Fruit flies have a relatively simple life cycle that can be completed in about 10 days at optimal temperatures (around 25°C), which makes them highly suitable for laboratory research. Their life cycle encompasses four distinct stages: egg, larva, pupa, and adult. Females lay their eggs in fermenting fruit or other decaying material, which provides an abundant food source for the emerging larvae. The larvae feed voraciously, going through three instars before pupating. During the pupal stage, the larva undergoes metamorphosis and emerges as a winged adult ready to reproduce, thus continuing the cycle.
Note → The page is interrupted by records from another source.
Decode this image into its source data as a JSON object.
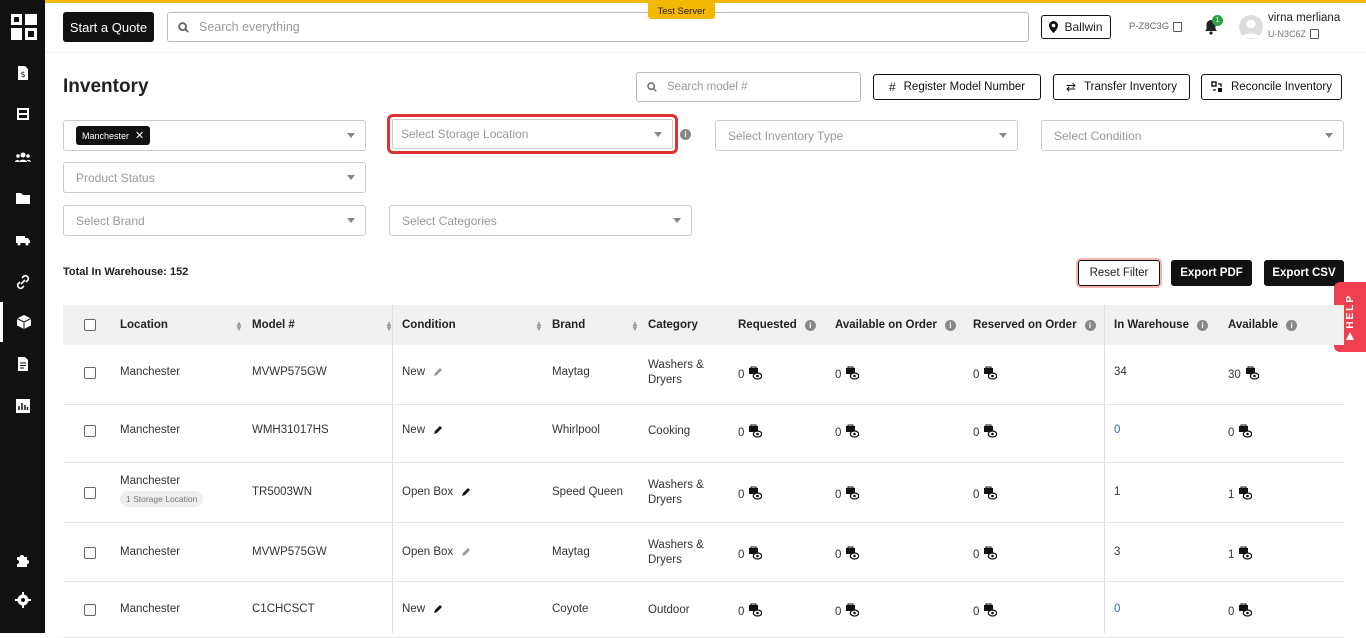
{
  "header": {
    "start_quote": "Start a Quote",
    "search_placeholder": "Search everything",
    "test_server": "Test Server",
    "location": "Ballwin",
    "p_code": "P-Z8C3G",
    "notification_count": "1",
    "user_name": "virna merliana",
    "user_code": "U-N3C6Z"
  },
  "page": {
    "title": "Inventory",
    "search_model_placeholder": "Search model #",
    "register_label": "Register Model Number",
    "transfer_label": "Transfer Inventory",
    "reconcile_label": "Reconcile Inventory"
  },
  "filters": {
    "location_chip": "Manchester",
    "storage_location": "Select Storage Location",
    "inventory_type": "Select Inventory Type",
    "condition": "Select Condition",
    "product_status": "Product Status",
    "brand": "Select Brand",
    "categories": "Select Categories"
  },
  "summary": {
    "total_label": "Total In Warehouse: 152",
    "reset_filter": "Reset Filter",
    "export_pdf": "Export PDF",
    "export_csv": "Export CSV"
  },
  "help": "HELP",
  "table": {
    "columns": [
      "Location",
      "Model #",
      "Condition",
      "Brand",
      "Category",
      "Requested",
      "Available on Order",
      "Reserved on Order",
      "In Warehouse",
      "Available"
    ],
    "rows": [
      {
        "location": "Manchester",
        "badge": "",
        "model": "MVWP575GW",
        "condition": "New",
        "brand": "Maytag",
        "category": "Washers & Dryers",
        "requested": "0",
        "available_on_order": "0",
        "reserved_on_order": "0",
        "in_warehouse": "34",
        "available": "30"
      },
      {
        "location": "Manchester",
        "badge": "",
        "model": "WMH31017HS",
        "condition": "New",
        "brand": "Whirlpool",
        "category": "Cooking",
        "requested": "0",
        "available_on_order": "0",
        "reserved_on_order": "0",
        "in_warehouse": "0",
        "available": "0"
      },
      {
        "location": "Manchester",
        "badge": "1 Storage Location",
        "model": "TR5003WN",
        "condition": "Open Box",
        "brand": "Speed Queen",
        "category": "Washers & Dryers",
        "requested": "0",
        "available_on_order": "0",
        "reserved_on_order": "0",
        "in_warehouse": "1",
        "available": "1"
      },
      {
        "location": "Manchester",
        "badge": "",
        "model": "MVWP575GW",
        "condition": "Open Box",
        "brand": "Maytag",
        "category": "Washers & Dryers",
        "requested": "0",
        "available_on_order": "0",
        "reserved_on_order": "0",
        "in_warehouse": "3",
        "available": "1"
      },
      {
        "location": "Manchester",
        "badge": "",
        "model": "C1CHCSCT",
        "condition": "New",
        "brand": "Coyote",
        "category": "Outdoor",
        "requested": "0",
        "available_on_order": "0",
        "reserved_on_order": "0",
        "in_warehouse": "0",
        "available": "0"
      }
    ]
  },
  "colors": {
    "accent": "#f5b800",
    "highlight_border": "#dd3333",
    "help_tab": "#f04050",
    "link_blue": "#1a56a8"
  }
}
Drosophila melanogaster is primarily known for its role in scientific research. The pioneering work of Thomas Hunt Morgan in the early 20th century utilized D. melanogaster to confirm the chromosome theory of inheritance and discovered the phenomenon of genetic linkage. The fruit fly's genetic makeup is relatively simple, with only four pairs of chromosomes, yet it shares a significant portion of its genes with humans, making it an invaluable tool for understanding human genetics and diseases.

One of the most notable features of Drosophila melanogaster is its use in the study of genetics and developmental biology. Its genome was fully sequenced in 2000, revealing about 14,000 genes on its four chromosomes. This has facilitated a deeper understanding of genetic processes such as gene regulation, mutation, recombination, and evolutionary biology. Moreover, the ease of maintaining and breeding fruit flies in large numbers, combined with their short generation time, allows for large-scale genetic screens that are not feasible with more complex organisms.

In summary, Drosophila melanogaster, the fruit fly, is not only a common visitor to our kitchens but also a powerhouse of genetic research. Its simple yet complex biology offers invaluable insights into the mechanisms of life, contributing significantly to our understanding of genetics, development, and disease.